Каждый вызванный, подойдя к учительскому столу, долго рылся в билетах, прежде чем назвать вытянутый номер. Весь класс настороженно следил за его руками, так как быстрым движением пальцев он указывал номер того билета, который он успевал подсмотреть и отложить в условленное место, среди других билетов. После этого в классе начиналась невидимая для постороннего глаза работа. Экзаменующийся время от времени оборачивался к нам, и в проходе между партами для него выставлялись последовательно, одна за другой, грифельные доски с частью решения его теоремы или задачи. Если это казалось недостаточным, то по полу катилась к доске записка-шпаргалка, которую вызванный, уронив невзначай мел, подбирал и развертывал с необычайной ловкостью и быстротой.

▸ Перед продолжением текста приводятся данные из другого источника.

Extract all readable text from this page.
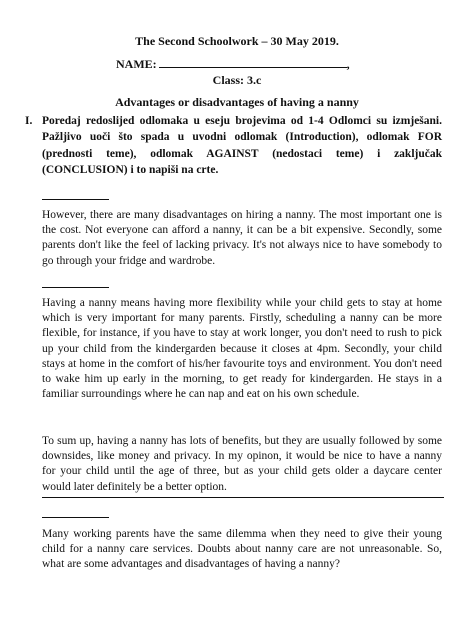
The Second Schoolwork – 30 May 2019.
NAME:	,
Class: 3.c
Advantages or disadvantages of having a nanny
I. Poredaj redoslijed odlomaka u eseju brojevima od 1-4 Odlomci su izmješani. Pažljivo uoči što spada u uvodni odlomak (Introduction), odlomak FOR (prednosti teme), odlomak AGAINST (nedostaci teme) i zaključak (CONCLUSION) i to napiši na crte.
However, there are many disadvantages on hiring a nanny. The most important one is the cost. Not everyone can afford a nanny, it can be a bit expensive. Secondly, some parents don't like the feel of lacking privacy. It's not always nice to have somebody to go through your fridge and wardrobe.
Having a nanny means having more flexibility while your child gets to stay at home which is very important for many parents. Firstly, scheduling a nanny can be more flexible, for instance, if you have to stay at work longer, you don't need to rush to pick up your child from the kindergarden because it closes at 4pm. Secondly, your child stays at home in the comfort of his/her favourite toys and environment. You don't need to wake him up early in the morning, to get ready for kindergarden. He stays in a familiar surroundings where he can nap and eat on his own schedule.
To sum up, having a nanny has lots of benefits, but they are usually followed by some downsides, like money and privacy. In my opinon, it would be nice to have a nanny for your child until the age of three, but as your child gets older a daycare center would later definitely be a better option.
Many working parents have the same dilemma when they need to give their young child for a nanny care services. Doubts about nanny care are not unreasonable. So, what are some advantages and disadvantages of having a nanny?
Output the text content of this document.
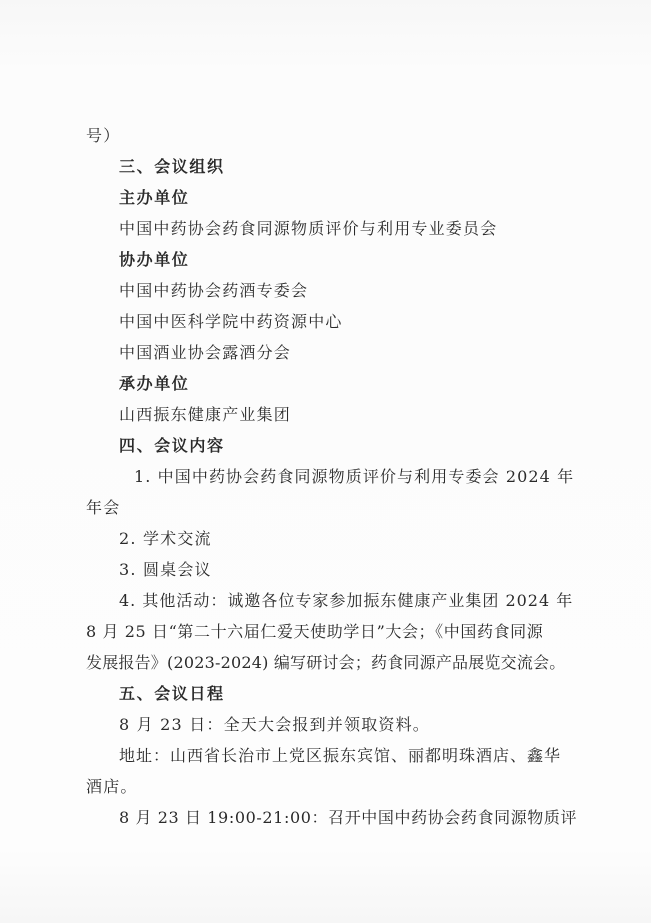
号）
三、会议组织
主办单位
中国中药协会药食同源物质评价与利用专业委员会
协办单位
中国中药协会药酒专委会
中国中医科学院中药资源中心
中国酒业协会露酒分会
承办单位
山西振东健康产业集团
四、会议内容
1. 中国中药协会药食同源物质评价与利用专委会 2024 年
年会
2. 学术交流
3. 圆桌会议
4. 其他活动：诚邀各位专家参加振东健康产业集团 2024 年
8 月 25 日“第二十六届仁爱天使助学日”大会；《中国药食同源
发展报告》(2023-2024) 编写研讨会；药食同源产品展览交流会。
五、会议日程
8 月 23 日：全天大会报到并领取资料。
地址：山西省长治市上党区振东宾馆、丽都明珠酒店、鑫华
酒店。
8 月 23 日 19:00-21:00：召开中国中药协会药食同源物质评
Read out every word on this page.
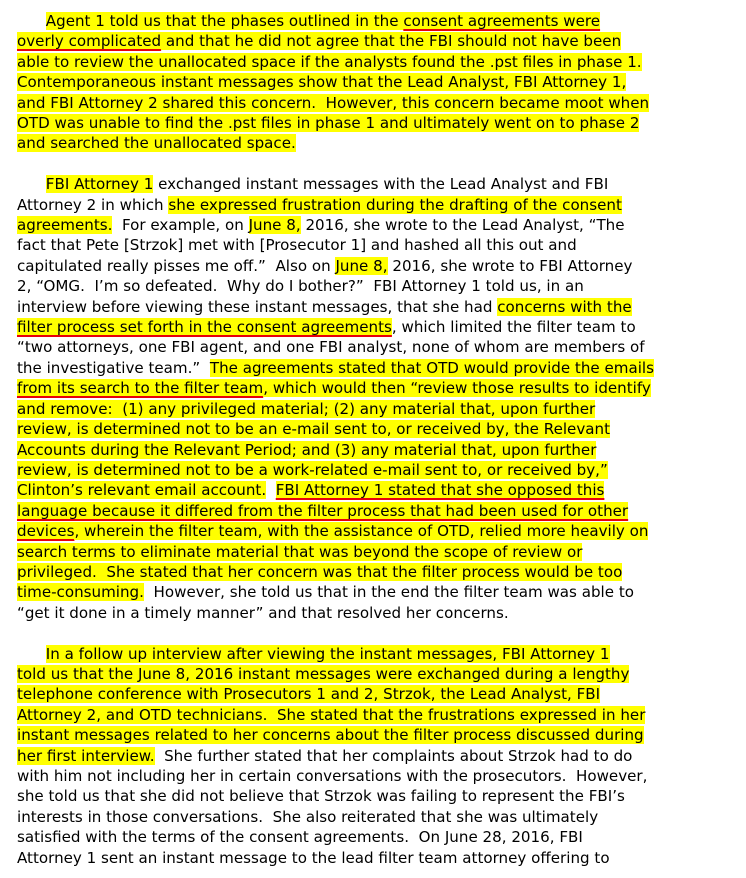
Agent 1 told us that the phases outlined in the consent agreements were

overly complicated and that he did not agree that the FBI should not have been

able to review the unallocated space if the analysts found the .pst files in phase 1.

Contemporaneous instant messages show that the Lead Analyst, FBI Attorney 1,

and FBI Attorney 2 shared this concern.  However, this concern became moot when

OTD was unable to find the .pst files in phase 1 and ultimately went on to phase 2

and searched the unallocated space.

FBI Attorney 1 exchanged instant messages with the Lead Analyst and FBI

Attorney 2 in which she expressed frustration during the drafting of the consent

agreements.  For example, on June 8, 2016, she wrote to the Lead Analyst, “The

fact that Pete [Strzok] met with [Prosecutor 1] and hashed all this out and

capitulated really pisses me off.”  Also on June 8, 2016, she wrote to FBI Attorney

2, “OMG.  I’m so defeated.  Why do I bother?”  FBI Attorney 1 told us, in an

interview before viewing these instant messages, that she had concerns with the

filter process set forth in the consent agreements, which limited the filter team to

“two attorneys, one FBI agent, and one FBI analyst, none of whom are members of

the investigative team.”  The agreements stated that OTD would provide the emails

from its search to the filter team, which would then “review those results to identify

and remove:  (1) any privileged material; (2) any material that, upon further

review, is determined not to be an e-mail sent to, or received by, the Relevant

Accounts during the Relevant Period; and (3) any material that, upon further

review, is determined not to be a work-related e-mail sent to, or received by,”

Clinton’s relevant email account. FBI Attorney 1 stated that she opposed this

language because it differed from the filter process that had been used for other

devices, wherein the filter team, with the assistance of OTD, relied more heavily on

search terms to eliminate material that was beyond the scope of review or

privileged.  She stated that her concern was that the filter process would be too

time-consuming.  However, she told us that in the end the filter team was able to

“get it done in a timely manner” and that resolved her concerns.

In a follow up interview after viewing the instant messages, FBI Attorney 1

told us that the June 8, 2016 instant messages were exchanged during a lengthy

telephone conference with Prosecutors 1 and 2, Strzok, the Lead Analyst, FBI

Attorney 2, and OTD technicians.  She stated that the frustrations expressed in her

instant messages related to her concerns about the filter process discussed during

her first interview.  She further stated that her complaints about Strzok had to do

with him not including her in certain conversations with the prosecutors.  However,

she told us that she did not believe that Strzok was failing to represent the FBI’s

interests in those conversations.  She also reiterated that she was ultimately

satisfied with the terms of the consent agreements.  On June 28, 2016, FBI

Attorney 1 sent an instant message to the lead filter team attorney offering to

Для меня, новичка, вся эта налаженная годами система подсказывания представлялась опасной игрой, но я быстро усвоил, что это входило в обязанность хорошего товарища, и меньше чем через год я уже видел спортивный интерес в том, чтобы на письменных работах, на глазах сновавшего между партами Ивана Ивановича, решать не только свою задачу, но и две-три чужих. Для этого весь класс уже с весны разрабатывал план "дислокации" - размещения на партах на следующий год с тем, чтобы равномерно распределить сильных и слабых для взаимной выручки. Начальство тоже строго соблюдало это разделение и неизменно вызывало на экзаменах сперва самых слабых, давая им более легкие задачи, потом посильнее, а на самый конец, в виде "сладкого блюда", преподаватели приберегали "головку" класса в лице первых учеников, двухзначный балл которых был как бы заранее предрешен.

Через два-три часа экзаменов все мое волнение улетучилось. Я почувствовал, что домашняя подготовка сразу ставила меня в число первых учеников. Но особенно повлияло на мое самочувствие то, что у кадет, только что провалившихся у доски, я не видел ни одного не только плаксивого, но даже смущенного лица. Лихо оправив гимнастерку, неудачник возвращался на парту, где встречал сочувствие соседей, и не без удовольствия прятал в стол ненавистный учебник.

В двенадцать часов дня раздался ошеломляющий звук трубы корпусного горниста. То был сигнал перерыва на завтрак, и через несколько минут мы уже маршировали в столовую, расположенную под сводами нижнего этажа. В нее со всех сторон спешили роты, выстраивавшиеся вдоль обеденных столов и ожидавшие сигнала "на молитву", которую пели всем корпусом. Басы и звонкие тенора 1-й роты покрывали пискотню младших рот, но и в этом отбытии "служебного номера" я не нашел и намека на религиозный обряд.